Dense Feature Memory Augmented Transformers for COVID-19 Vaccination Search Classification
This work addresses the need for accurate search insights on COVID-19 vaccinations, which is important for public health monitoring, but it is incremental as it builds on existing NLU techniques.
The paper tackled the problem of classifying COVID-19 vaccination-related search queries by proposing a model that combines pretrained Transformers with dense features treated as memory tokens, resulting in a relative improvement of +15% in F1 score and +14% in precision over a baseline.
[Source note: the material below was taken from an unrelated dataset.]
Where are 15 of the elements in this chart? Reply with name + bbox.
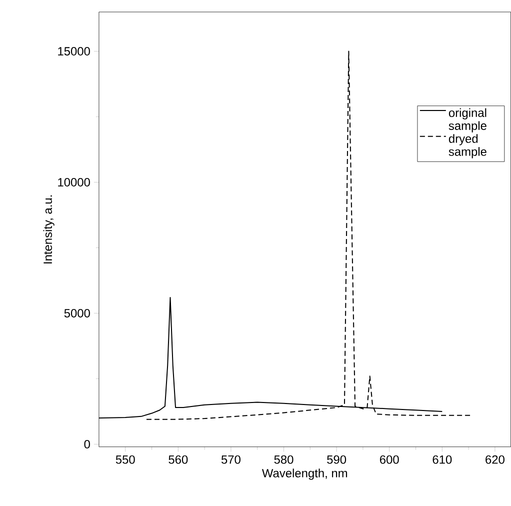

With the devastating outbreak of COVID-19, vaccines are one of the crucial lines of defense against mass infection in this global pandemic. Given the protection they provide, vaccines are becoming mandatory in certain social and professional settings. This paper presents a classification model for detecting COVID-19 vaccination related search queries, a machine learning model that is used to generate search insights for COVID-19 vaccinations. The proposed method combines and leverages advancements from modern state-of-the-art (SOTA) natural language understanding (NLU) techniques such as pretrained Transformers with traditional dense features. We propose a novel approach of considering dense features as memory tokens that the model can attend to. We show that this new modeling approach enables a significant improvement to the Vaccine Search Insights (VSI) task, improving a strong well-established gradient-boosting baseline by relative +15% improvement in F1 score and +14% in precision.